Let’s look at that simple word, “issue.” As a noun or verb, it has dozens of definitions, from something sent forth (“The government issued a decree banning the practice”) to progeny (“All of the rich man’s issue gathered for a reading of his will”).

Reading the entry for “issue” in The Oxford English Dictionary is like walking through etymological history. One of the earliest citations for any use of “issue” is from 1374, with the definition “in reference to things immaterial, or to coming out of a condition.” It’s from Troilus and Cressida: “His sorwes that he spared hadde, He yaf an yssue large, and deth he cride.” (Very loose translation from Chaucer’s Middle English: “His sorrows finally caught up with him, and he cried for death.” You could even say he “issued” a cry for death.)

After that, new definitions were frequently added; the new coinages came to a screeching halt in the eighteenth century and resumed in the nineteenth. In the early group are the roots of Foreman’s “issue” with “issues”: Among the definitions, according to the OED, were “to join in issue” (1430); “to proceed to argument with a person on a particular point, offered or selected” (1551); “to take up the opposite side of a case, or a contrary view on a question” (1697). In other words, to have “issues” with something, though not yet with someone.

The OED is not the unbending, stodgy authority it once was (if it ever was). It now updates quarterly, with new words and revisions to old ones, which means that it sometimes reacts faster to changes than many other dictionaries. So it’s easier to watch the evolution of newer coinages. In 2003, for example, it added another definition for “issues”: “Emotional or psychological difficulties (freq. with modifying word); points of emotional conflict.” That usage, it says, first cited in The New York Times in 1982, is “chiefly U.S.” That’s pretty close to the usage Foreman objects to, though not quite there.
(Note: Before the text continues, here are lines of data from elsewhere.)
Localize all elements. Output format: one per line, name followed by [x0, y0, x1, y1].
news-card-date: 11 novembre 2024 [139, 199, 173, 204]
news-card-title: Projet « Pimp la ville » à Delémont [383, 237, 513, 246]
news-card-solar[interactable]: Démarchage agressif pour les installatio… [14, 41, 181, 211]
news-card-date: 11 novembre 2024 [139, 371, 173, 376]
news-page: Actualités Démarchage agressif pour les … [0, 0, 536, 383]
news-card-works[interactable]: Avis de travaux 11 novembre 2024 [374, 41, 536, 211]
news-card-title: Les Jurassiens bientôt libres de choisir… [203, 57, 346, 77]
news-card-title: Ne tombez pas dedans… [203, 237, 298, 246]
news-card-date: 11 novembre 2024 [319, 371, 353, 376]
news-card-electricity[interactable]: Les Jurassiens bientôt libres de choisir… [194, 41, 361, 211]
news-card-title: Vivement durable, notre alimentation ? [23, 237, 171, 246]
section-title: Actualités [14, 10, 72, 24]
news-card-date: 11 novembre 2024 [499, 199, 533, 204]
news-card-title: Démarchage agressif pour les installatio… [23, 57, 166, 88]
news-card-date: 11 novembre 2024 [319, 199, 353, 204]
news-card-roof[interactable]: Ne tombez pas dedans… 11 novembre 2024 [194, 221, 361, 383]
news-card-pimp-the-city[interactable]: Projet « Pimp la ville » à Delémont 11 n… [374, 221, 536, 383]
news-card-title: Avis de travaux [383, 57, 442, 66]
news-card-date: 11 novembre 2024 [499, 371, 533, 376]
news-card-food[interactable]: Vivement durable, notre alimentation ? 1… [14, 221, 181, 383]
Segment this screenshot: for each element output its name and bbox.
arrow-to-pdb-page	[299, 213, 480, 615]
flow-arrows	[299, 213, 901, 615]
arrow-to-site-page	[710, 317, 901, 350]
Sign up for CJR's daily email

We’re not at the point where an authority as accepted as the OED has endorsed referring to my problems with you as “issues,” and English speakers have a time-honored—and legitimate—habit of using words however they want to, often leading to dictionaries’ adopting those uses. And even some “hip” and “looser” dictionaries join Foreman in rejecting “issues” as a synonym for problems: Most of the definitions of “issues” on urbandictionary.com call it a euphemism. More MSD (mainstream dictionaries) don’t include it, though Merriam-Webster does: “I have issues with his behavior.”

We’re not in a position to “issue” a proclamation banning this euphemism, but in the interest of keeping English and journalism as precise as possible, and avoid euphemisms, it might be a good idea to ditch it. You got a problem with that?